In Russland wird gekickt, ganz England bejubelt Harry Kane. Im Mutterland des Fußballs sind aber auch, wie anderswo, eine Menge Leute damit beschäftigt, neue Kader für ihren Verein zusammenzustellen. Eine Aufgabe, die unter anderem Geduld und gute Nerven erfordert. Ganz besonders, wenn man für einen nicht auf Rosen gebetteten, von Fans geführten Verein tätig ist.

Die Mutter aller englischen Fanvereine ist der AFC Wimbledon – so war es kürzlich noch mal bei Alina Schwermer nachzulesen. Die ‚Wombles‘ haben keine berauschende Saison gespielt und dennoch ihren vielleicht größten Triumph gefeiert. Zum einen ist der Klassenerhalt in der League One durchaus als Erfolg zu bewerten. Zum anderen wird der AFC Wimbledon in der Saison 2018/19 zum ersten Mal höherklassiger spielen als der Vaterverein, der sich auf Geheiß der Vereinsführung vom Standort West-London lossagte und in die Planstadt Milton Keynes zog. Die MK Dons starteten 2017/18 als Mitfavorit auf den Aufstieg und stiegen am Ende in die League Two ab.

Die Vereinsführung der Wombles weist diese Vergleiche immer weit von sich, den Fans dürften sie aber deutlich mehr bedeuten. Ein weiterer Grund zur Freude: Letzten Winter wurden die Pläne für einen Stadionneubau in Wimbledon genehmigt, nur 200 Meter entfernt von der früheren Heimat an der Plough Lane. Damit kehren die Wombles womöglich schon in der übernächsten Spielzeit in ihren Heimatkiez zurück.

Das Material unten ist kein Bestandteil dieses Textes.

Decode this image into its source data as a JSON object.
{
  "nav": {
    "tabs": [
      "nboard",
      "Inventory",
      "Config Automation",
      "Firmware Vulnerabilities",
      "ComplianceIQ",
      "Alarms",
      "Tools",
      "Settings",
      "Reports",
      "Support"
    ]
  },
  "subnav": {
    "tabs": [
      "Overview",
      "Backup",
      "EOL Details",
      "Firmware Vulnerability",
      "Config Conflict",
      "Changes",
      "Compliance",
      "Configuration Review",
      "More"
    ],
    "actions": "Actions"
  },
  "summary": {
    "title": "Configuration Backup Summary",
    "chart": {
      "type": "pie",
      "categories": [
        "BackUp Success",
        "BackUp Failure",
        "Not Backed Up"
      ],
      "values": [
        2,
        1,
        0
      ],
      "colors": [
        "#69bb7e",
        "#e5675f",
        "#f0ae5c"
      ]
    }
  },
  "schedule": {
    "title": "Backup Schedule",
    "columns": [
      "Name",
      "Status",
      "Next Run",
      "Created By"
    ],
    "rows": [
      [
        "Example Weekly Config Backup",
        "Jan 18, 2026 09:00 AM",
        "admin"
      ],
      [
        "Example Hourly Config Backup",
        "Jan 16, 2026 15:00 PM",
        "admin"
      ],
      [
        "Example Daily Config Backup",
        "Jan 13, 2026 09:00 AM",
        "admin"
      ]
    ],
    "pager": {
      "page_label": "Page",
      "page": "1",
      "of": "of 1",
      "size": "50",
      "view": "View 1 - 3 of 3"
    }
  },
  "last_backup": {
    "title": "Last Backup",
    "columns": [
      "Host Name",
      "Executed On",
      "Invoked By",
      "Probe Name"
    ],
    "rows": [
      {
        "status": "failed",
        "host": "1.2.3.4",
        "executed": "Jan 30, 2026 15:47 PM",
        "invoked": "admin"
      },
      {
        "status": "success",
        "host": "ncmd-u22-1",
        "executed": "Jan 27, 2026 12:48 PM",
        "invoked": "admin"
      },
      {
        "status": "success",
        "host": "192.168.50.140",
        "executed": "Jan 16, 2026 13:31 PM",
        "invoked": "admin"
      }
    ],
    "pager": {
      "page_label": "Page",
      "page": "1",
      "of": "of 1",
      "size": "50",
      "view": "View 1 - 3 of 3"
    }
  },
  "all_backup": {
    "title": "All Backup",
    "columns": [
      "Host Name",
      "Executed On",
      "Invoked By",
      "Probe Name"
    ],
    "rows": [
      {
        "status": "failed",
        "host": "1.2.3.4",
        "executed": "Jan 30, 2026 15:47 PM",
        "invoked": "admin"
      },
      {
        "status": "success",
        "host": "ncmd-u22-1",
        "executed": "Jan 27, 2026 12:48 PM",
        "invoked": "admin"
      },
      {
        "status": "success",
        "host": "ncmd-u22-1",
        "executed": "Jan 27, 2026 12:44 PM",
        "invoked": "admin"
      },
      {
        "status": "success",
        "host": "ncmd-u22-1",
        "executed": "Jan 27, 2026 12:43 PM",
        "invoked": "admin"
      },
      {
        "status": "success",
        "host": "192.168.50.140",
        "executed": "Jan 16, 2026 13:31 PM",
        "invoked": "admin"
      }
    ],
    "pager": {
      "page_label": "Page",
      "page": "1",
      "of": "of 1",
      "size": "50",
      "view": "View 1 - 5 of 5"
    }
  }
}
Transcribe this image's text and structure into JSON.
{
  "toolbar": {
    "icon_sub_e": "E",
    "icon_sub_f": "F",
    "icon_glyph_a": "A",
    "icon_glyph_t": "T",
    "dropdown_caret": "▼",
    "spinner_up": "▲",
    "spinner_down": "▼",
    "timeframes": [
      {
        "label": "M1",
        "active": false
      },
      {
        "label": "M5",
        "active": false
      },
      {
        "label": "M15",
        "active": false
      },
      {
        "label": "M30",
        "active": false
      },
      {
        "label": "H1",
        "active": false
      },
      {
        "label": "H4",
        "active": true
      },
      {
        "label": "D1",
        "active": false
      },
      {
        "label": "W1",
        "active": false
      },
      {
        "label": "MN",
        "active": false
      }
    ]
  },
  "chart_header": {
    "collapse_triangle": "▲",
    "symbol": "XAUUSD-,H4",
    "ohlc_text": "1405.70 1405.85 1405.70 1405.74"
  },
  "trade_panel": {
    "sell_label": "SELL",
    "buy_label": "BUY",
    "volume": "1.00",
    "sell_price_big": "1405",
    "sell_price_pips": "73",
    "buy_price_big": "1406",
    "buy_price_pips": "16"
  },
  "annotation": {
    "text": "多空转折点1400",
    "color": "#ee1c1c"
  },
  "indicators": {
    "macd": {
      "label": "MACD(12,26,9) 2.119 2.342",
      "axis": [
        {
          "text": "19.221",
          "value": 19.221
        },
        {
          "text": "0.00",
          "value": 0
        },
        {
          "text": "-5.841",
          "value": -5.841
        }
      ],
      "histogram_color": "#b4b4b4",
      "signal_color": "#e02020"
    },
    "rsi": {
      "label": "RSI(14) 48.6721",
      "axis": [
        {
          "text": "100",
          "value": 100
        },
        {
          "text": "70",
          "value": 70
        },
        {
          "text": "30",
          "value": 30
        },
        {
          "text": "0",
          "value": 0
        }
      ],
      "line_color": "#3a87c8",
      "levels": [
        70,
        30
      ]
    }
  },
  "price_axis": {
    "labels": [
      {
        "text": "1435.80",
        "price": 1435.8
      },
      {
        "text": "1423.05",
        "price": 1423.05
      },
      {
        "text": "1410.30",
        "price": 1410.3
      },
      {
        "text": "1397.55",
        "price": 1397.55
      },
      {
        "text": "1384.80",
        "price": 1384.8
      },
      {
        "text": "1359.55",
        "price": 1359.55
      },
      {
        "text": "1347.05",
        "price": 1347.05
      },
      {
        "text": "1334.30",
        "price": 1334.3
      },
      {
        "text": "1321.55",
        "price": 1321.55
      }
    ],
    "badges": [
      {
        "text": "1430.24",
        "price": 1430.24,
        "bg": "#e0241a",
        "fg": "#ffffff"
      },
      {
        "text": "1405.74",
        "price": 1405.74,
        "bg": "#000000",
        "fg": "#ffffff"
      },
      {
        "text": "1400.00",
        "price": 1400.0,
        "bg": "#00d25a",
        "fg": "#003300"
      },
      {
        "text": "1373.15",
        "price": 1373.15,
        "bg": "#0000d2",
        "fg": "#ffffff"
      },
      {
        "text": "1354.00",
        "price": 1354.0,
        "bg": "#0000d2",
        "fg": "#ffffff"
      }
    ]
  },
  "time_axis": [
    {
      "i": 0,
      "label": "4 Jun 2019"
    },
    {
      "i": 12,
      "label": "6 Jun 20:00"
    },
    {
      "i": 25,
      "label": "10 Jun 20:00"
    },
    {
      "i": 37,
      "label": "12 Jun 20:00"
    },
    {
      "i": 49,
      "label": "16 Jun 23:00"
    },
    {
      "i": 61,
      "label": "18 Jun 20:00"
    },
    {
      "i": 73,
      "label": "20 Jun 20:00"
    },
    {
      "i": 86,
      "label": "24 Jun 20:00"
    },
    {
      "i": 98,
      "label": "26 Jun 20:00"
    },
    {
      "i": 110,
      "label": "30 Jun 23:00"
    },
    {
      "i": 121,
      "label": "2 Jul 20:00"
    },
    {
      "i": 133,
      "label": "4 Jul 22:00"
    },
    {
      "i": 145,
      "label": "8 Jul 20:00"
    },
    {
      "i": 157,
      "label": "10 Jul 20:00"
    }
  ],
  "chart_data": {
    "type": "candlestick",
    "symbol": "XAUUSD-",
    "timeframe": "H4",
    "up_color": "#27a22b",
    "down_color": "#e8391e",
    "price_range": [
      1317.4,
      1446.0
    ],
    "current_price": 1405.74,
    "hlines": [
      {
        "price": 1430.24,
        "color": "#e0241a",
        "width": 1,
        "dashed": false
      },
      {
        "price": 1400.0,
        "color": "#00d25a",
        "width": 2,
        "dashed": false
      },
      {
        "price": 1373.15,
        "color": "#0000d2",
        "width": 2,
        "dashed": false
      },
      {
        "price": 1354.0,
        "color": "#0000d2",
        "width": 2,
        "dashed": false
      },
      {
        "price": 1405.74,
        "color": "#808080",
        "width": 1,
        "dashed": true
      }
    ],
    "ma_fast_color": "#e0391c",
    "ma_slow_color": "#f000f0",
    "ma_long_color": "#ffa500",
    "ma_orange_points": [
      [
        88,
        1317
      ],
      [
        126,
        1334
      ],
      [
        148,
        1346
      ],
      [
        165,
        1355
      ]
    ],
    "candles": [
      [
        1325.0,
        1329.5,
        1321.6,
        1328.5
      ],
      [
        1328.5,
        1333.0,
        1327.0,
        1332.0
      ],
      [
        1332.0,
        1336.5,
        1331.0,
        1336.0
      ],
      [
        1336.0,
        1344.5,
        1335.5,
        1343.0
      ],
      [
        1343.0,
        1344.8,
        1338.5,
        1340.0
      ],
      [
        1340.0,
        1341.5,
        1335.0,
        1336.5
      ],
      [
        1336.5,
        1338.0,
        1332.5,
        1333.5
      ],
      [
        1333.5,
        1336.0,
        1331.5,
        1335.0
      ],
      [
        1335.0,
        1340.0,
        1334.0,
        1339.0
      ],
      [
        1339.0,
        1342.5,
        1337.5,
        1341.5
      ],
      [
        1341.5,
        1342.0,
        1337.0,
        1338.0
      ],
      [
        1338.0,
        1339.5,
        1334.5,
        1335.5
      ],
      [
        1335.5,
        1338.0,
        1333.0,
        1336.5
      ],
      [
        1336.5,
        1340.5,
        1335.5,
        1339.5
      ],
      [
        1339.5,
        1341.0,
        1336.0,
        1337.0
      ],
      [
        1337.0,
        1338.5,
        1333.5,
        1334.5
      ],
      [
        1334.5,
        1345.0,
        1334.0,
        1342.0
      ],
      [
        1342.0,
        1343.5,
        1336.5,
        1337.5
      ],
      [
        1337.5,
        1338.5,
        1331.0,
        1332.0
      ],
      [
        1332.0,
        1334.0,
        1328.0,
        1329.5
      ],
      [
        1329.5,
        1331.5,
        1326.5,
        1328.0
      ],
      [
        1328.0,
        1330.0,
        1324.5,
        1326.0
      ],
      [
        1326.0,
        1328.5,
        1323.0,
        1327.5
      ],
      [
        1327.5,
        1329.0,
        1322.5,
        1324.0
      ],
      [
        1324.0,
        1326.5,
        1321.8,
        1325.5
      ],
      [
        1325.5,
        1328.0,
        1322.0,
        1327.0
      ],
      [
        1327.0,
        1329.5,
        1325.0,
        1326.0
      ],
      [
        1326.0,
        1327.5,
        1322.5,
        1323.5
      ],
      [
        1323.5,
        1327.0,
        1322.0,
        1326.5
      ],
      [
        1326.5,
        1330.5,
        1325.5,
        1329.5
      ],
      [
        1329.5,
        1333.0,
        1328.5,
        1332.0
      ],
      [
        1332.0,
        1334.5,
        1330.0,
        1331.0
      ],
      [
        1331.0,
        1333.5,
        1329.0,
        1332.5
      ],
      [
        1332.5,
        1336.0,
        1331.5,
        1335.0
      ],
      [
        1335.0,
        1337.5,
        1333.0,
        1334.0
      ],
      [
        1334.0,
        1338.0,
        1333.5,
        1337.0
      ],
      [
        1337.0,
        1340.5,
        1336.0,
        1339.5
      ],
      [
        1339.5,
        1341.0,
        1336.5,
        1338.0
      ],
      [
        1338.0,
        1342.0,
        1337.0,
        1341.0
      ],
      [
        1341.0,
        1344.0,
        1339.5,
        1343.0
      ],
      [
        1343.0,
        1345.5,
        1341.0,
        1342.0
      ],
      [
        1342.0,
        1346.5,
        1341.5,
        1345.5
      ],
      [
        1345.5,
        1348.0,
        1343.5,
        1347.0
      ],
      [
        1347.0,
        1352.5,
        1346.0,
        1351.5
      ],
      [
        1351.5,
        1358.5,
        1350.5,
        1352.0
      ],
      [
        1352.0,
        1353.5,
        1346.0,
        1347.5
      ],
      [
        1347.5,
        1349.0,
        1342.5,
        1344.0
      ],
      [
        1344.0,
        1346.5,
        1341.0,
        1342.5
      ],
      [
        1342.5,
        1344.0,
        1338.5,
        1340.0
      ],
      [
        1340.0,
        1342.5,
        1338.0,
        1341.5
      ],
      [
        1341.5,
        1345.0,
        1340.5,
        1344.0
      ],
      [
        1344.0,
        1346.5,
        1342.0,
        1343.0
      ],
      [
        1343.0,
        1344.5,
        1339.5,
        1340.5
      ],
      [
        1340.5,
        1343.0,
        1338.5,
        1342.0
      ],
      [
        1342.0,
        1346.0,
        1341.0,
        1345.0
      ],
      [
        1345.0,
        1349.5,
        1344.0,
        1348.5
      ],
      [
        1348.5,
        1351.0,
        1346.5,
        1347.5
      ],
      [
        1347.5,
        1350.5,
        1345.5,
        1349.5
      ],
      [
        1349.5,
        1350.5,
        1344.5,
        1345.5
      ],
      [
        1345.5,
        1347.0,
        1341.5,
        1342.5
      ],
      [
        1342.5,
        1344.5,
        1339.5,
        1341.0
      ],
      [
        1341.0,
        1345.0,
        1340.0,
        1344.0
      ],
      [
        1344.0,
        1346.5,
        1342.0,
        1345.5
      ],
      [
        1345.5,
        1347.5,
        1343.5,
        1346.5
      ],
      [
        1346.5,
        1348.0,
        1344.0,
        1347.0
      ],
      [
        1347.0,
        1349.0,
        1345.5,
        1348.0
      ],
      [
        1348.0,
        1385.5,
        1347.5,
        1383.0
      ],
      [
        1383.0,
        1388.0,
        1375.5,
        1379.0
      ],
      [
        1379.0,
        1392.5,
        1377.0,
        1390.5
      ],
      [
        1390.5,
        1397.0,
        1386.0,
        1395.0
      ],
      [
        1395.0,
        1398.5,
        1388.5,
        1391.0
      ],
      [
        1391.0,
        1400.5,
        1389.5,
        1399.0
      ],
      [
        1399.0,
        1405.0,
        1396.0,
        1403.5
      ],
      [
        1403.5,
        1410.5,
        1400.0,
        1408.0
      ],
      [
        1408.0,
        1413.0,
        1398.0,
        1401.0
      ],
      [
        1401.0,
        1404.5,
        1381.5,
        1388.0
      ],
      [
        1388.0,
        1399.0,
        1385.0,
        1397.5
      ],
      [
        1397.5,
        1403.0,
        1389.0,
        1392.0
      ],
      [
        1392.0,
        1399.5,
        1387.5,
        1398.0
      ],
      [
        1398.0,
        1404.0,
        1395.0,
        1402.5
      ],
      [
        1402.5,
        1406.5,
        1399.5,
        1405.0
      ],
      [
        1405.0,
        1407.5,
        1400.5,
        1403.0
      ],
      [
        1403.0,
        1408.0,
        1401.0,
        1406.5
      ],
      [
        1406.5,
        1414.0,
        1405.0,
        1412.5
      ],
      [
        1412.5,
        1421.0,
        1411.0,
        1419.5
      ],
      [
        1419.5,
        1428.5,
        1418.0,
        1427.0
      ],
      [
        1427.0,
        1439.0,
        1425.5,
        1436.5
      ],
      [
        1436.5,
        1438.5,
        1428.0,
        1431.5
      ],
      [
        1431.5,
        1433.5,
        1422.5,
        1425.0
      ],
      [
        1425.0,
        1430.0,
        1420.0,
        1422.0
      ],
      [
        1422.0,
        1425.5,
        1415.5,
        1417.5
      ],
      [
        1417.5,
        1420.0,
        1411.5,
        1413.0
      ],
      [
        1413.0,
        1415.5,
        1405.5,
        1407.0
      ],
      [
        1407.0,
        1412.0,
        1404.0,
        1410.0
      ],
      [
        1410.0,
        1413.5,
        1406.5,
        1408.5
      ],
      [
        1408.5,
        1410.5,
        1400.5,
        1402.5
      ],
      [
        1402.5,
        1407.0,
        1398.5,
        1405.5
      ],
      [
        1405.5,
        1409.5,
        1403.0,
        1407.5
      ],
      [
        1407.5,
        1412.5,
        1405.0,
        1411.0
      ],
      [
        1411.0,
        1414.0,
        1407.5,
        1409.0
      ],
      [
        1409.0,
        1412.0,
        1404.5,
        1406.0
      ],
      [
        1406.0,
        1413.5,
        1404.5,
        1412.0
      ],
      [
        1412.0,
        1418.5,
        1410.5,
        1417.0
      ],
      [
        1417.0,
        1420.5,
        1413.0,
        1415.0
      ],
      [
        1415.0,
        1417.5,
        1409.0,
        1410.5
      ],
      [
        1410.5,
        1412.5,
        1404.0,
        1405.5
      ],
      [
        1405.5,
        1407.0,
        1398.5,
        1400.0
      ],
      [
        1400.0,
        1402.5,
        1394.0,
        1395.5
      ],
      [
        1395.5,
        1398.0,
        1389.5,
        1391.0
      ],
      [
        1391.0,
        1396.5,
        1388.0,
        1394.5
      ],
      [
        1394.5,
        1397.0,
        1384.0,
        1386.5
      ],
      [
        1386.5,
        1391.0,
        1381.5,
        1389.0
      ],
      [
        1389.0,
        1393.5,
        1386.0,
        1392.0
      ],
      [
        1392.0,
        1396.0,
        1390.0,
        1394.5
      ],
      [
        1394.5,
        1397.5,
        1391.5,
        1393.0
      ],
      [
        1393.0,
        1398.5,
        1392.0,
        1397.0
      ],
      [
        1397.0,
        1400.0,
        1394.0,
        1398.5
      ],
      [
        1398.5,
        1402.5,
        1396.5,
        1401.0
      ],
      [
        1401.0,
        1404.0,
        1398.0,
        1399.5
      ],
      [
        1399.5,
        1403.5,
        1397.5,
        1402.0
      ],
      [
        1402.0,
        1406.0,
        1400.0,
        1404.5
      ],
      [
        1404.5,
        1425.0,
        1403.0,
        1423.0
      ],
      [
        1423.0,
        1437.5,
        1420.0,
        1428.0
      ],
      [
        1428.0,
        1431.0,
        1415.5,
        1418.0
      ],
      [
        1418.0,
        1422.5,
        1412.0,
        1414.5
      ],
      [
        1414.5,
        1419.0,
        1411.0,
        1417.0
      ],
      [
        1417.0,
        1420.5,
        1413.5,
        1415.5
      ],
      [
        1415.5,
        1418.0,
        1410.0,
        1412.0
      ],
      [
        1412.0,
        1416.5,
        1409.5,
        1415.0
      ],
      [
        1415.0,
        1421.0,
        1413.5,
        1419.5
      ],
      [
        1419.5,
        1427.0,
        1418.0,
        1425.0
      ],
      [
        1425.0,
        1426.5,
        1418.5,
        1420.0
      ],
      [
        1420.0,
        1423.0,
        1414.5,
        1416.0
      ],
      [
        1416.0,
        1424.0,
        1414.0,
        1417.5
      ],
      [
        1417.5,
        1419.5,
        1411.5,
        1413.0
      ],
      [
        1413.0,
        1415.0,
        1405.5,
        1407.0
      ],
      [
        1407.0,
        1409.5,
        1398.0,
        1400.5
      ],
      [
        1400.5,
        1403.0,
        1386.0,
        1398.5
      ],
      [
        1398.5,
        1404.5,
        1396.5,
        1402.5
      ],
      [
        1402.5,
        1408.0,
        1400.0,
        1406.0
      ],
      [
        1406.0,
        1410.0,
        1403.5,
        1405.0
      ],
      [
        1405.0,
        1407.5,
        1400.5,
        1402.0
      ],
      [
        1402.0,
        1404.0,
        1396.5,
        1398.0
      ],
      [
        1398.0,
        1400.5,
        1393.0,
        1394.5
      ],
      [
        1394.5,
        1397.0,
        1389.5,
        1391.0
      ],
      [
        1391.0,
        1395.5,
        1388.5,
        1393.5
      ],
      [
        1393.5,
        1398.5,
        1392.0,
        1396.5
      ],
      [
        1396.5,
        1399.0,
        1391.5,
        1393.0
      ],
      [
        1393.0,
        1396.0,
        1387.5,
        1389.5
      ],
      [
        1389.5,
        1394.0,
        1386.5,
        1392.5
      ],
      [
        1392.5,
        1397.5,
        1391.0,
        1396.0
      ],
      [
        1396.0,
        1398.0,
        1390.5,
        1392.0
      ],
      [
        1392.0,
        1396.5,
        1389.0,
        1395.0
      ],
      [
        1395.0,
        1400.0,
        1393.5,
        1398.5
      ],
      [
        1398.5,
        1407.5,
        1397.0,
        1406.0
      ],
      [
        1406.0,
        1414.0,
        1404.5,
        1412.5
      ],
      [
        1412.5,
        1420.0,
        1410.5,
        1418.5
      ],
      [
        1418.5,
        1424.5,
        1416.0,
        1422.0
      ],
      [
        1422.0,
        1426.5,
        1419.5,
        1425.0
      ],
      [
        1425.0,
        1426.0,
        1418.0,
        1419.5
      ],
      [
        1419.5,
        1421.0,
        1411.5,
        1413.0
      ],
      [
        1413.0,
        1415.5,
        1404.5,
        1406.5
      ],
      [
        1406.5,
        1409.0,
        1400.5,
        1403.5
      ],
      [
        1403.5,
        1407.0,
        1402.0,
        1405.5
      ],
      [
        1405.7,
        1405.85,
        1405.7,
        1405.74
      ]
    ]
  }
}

Der Abstieg der Milton Keynes Dons kostete unterdessen deren Trainer den Job. Womit wir beim zweiterfolgreichsten Fanverein Englands wären: Exeter City. Bei den ‚Grecians‘ saß Paul Tisdale zwölf Jahre auf der Bank – die zum Ende der abgelaufenen Saison längste Amtszeit im englischen Profifußball. Doch nun verabschiedet sich ‚Tis‘ mit dem zweiten verlorenen Play-Off-Finale in zwei Jahren zum künftigen Ligakonkurrenten Milton Keynes – wo es natürlich deutlich mehr Geld zu verteilen gibt als beim Fanverein Exeter.

Langjähriger Trainer beim Spielerklau erwischt

In der vorletzten Saison hatte der Exeter City Supporters Trust, der im Verein bei wichtigen Entscheidungen das letzte Wort hat, gegen eine automatische Verlängerung des Vertrags mit Tisdale votiert. Damals steckten die Grecians im Abstiegskampf. Tisdale dürfte das stärker getroffen haben als er seither zugeben wollte. Vielleicht ist es aber auch wirklich Zeit für neue Impulse. So beeindruckend der erneute Einzug in die Play-Offs war – im entscheidenden Moment mangelte es dem Team wieder an Durchsetzungskraft.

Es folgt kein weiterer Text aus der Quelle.